FOR IMMEDIATE RELEASE

January 29, 2014

Congressman Harris Votes Against Combined Farm and Food Stamp Bill

Cites Lack of Reform to Food Stamp Program and Potential Harm to Poultry Industry as Reasons for “No” Vote

Washington, D.C. – Congressman Andy Harris, M.D., voted against legislation today that failed to reform the food stamp program and included farm provisions that harm the poultry industry on the Eastern Shore. The bill will spend about $950 billion over 10 years, with $756 billion going toward food stamps. The House previously passed two separate pieces of legislation—a freestanding farm bill and a separate food stamp bill. Congressman Harris supported that House farm bill, which included protection for the poultry industry, and he supported substantial reforms the House wanted to make to the food stamp program, including a work-training requirement for able-bodied adult recipients. The legislation today combined those two bills, but minimized important reforms to the food stamp program. The bill cut only $8 billion from the food stamp program, a far cry from the $39 billion cut the House had proposed, including the work requirement.

Congressman Harris released the following statement on his vote: “I support efforts to help our farmers, and I support safety-net nutrition programs for the hungry in America.

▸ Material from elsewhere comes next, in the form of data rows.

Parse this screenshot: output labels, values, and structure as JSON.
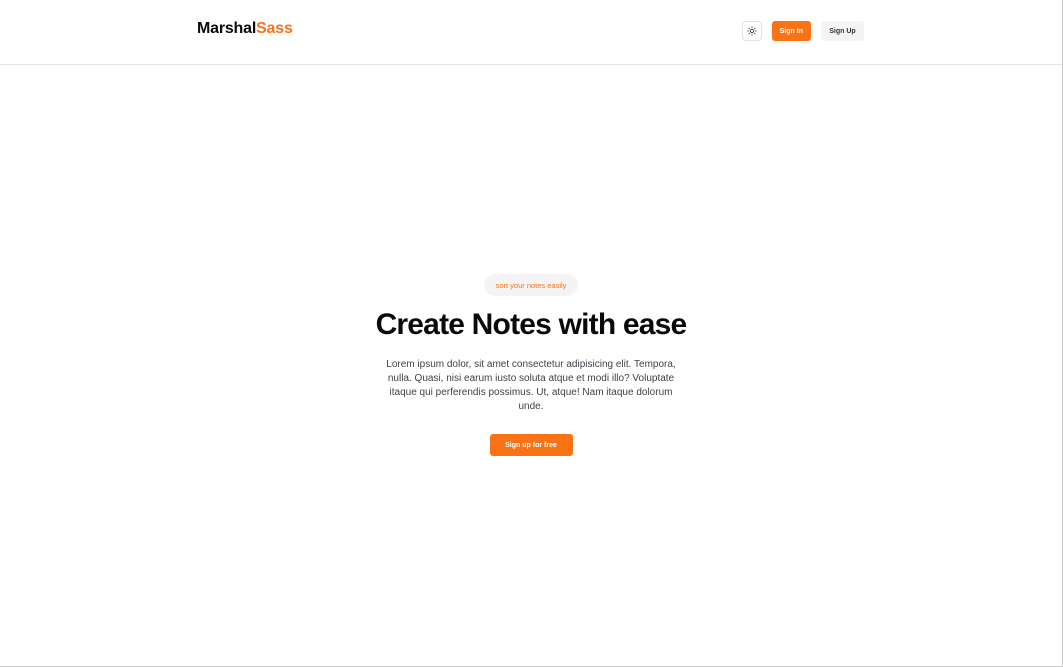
{
  "header": {
    "brand_primary": "Marshal",
    "brand_accent": "Sass",
    "theme_toggle_icon": "sun-icon",
    "sign_in_label": "Sign In",
    "sign_up_label": "Sign Up"
  },
  "hero": {
    "badge": "sort your notes easily",
    "title": "Create Notes with ease",
    "description": "Lorem ipsum dolor, sit amet consectetur adipisicing elit. Tempora, nulla. Quasi, nisi earum iusto soluta atque et modi illo? Voluptate itaque qui perferendis possimus. Ut, atque! Nam itaque dolorum unde.",
    "cta_label": "Sign up for free"
  },
  "colors": {
    "accent": "#f97316",
    "text": "#0a0a0a",
    "muted_bg": "#f4f4f5"
  }
}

Sadly, the combined farm and food stamp bill voted on today failed on both these measures. The farm component of the bill will harm the poultry industry so important to the economy on the Eastern Shore—an economy that is barely treading water in this ongoing recession. The food stamp program, which has grown 240 percent in only a dozen years, needed reforms that included work or work-training requirements for able-bodied adult recipients—but the final bill stripped out those requirements from the earlier House version. That's why I couldn't support today's bill, even though I voted for both the separate farm bill and the separate food stamp bill when they came to the House last summer and fall.”

The National Chicken Council and other agriculture groups opposed the final bill as well. Poultry remains a major economic strength of the Eastern Shore.